AGENCY [AGENCY] ey JH ih n s iy
AGENDA [AGENDA] ax JH eh n d ax
AGENT [agent] ey JH IH n t
agents [AGENTS] ey JH ih n T s
ager [ager] ey g er
AGES [AGES] ey JH IH z
The file in Listing 1 contains three tab-delimited fields:
General description of the label of the word
The square brackets around the word when you want to print or display a word on the screen (word element)
A series of single, space-delimited phonemes from the Arpabet set (see Resources) that describe the pronunciation of words
In the above example, English pronunciation is mostly included in the American Standard Code for Information Interchange (ASCII) character.
The CMU Sphinx Project stores dictionaries (or dictionaries) in a similar manner in the CMU Sphinx context. Listing 2 gives an excerpt.

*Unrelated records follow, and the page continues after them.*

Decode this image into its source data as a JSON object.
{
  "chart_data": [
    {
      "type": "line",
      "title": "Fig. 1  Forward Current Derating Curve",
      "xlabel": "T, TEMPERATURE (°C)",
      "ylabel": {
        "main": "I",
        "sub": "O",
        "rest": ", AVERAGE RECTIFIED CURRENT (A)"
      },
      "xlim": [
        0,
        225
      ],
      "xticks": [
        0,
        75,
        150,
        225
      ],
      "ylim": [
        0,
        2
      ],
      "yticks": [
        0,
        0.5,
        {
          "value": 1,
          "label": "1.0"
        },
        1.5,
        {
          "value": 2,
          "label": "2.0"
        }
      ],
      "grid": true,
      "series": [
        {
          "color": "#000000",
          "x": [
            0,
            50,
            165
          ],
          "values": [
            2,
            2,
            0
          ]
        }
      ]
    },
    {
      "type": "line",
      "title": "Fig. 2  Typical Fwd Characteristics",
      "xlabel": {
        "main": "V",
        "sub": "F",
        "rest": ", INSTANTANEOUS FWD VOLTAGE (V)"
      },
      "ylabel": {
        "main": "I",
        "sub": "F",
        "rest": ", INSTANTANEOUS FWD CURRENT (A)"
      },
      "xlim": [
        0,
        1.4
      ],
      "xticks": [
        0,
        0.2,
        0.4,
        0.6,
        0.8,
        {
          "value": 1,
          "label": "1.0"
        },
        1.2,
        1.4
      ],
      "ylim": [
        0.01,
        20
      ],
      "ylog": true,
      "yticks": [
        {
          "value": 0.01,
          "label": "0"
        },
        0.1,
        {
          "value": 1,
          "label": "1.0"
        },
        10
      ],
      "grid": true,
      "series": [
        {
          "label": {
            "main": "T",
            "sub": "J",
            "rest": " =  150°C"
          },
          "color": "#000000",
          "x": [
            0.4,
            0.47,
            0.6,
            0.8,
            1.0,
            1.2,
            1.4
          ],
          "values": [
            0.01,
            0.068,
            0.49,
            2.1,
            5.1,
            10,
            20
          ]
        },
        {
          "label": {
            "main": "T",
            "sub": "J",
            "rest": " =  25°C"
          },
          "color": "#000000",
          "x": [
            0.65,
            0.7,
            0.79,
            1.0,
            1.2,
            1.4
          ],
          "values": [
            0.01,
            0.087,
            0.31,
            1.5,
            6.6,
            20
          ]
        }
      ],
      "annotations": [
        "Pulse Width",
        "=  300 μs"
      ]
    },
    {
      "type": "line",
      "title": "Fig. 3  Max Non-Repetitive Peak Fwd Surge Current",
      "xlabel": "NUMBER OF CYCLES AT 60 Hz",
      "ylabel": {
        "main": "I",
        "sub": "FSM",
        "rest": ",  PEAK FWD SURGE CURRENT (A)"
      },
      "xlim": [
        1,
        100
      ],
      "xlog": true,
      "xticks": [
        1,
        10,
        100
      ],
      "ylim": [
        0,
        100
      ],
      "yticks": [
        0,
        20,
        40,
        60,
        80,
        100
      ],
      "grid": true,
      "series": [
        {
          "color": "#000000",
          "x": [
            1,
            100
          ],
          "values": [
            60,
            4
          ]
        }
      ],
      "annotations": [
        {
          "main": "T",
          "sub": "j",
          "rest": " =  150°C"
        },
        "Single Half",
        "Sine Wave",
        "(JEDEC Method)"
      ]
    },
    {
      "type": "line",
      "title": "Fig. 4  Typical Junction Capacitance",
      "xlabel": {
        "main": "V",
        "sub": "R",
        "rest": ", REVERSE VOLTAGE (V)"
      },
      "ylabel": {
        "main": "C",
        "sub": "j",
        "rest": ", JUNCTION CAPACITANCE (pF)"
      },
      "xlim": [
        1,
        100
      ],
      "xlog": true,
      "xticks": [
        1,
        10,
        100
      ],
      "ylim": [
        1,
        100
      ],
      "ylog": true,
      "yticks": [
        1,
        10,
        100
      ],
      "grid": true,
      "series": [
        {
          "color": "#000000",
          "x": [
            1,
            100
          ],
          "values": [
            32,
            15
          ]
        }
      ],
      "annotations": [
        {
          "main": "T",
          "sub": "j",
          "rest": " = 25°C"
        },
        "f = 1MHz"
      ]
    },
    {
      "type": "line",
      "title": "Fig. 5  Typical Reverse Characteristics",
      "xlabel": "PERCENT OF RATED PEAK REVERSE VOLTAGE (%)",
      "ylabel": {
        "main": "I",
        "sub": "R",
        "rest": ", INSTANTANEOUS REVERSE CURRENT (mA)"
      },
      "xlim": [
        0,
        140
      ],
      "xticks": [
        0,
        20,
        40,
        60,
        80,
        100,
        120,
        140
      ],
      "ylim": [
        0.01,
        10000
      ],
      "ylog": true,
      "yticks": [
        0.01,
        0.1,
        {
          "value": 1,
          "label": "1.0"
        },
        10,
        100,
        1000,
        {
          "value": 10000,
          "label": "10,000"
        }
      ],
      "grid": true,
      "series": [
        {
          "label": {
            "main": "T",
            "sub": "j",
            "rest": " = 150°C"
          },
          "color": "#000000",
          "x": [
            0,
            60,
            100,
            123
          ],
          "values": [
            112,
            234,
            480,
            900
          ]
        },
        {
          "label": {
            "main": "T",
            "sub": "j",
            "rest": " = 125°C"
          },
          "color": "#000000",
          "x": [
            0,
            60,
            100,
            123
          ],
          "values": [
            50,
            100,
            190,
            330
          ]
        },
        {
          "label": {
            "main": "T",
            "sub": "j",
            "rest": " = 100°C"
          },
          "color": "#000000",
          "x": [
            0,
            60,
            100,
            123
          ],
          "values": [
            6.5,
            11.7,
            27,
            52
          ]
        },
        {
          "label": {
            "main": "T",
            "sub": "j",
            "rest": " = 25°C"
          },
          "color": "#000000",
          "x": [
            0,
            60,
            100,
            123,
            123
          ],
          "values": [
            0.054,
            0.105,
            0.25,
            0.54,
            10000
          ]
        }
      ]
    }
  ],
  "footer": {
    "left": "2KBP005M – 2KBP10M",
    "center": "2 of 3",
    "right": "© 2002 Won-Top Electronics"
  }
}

Listing 2. Excerpt from a CMU Sphinx dictionary
Agency EY JH ah \ S IY
Agenda Ah JH eh n d ah
agendas ah JH eh n d ah Z
agent EY JH Ah n t
agents EY JH AH N T S
ager EY JH ER
In Listing 2, there are only two fields: Word/character and its phonemes. The two dictionary examples have some nuances:
Words and phonemes are completely different types.
Sounds have some subtle differences.
There are slightly different ways to treat punctuation (commas and exclamation marks, and so on).
You can see the entire dictionary in the Cmu07a.dic file in the currently downloaded Pocketsphinx.
Because the dictionary gives you the pronunciation of a particular word, you may need to edit the file to fit a particular person or dialect. Over time, you can build your knowledge assets in your custom dictionaries. Using a text editor makes it easy to edit plain files, but it is also easy to introduce errors, such as using delimiters other than file standards, inserting non-ASCII characters, placing fields in the wrong order, improperly sorting fields, missing square brackets where needed, and so on.
There is a shortage of ordinary documents. When you build a custom file, it is always incompatible with other speech items. A dictionary of standard XML formats (such as PLS), once identified by two items, is instantly compatible with each other.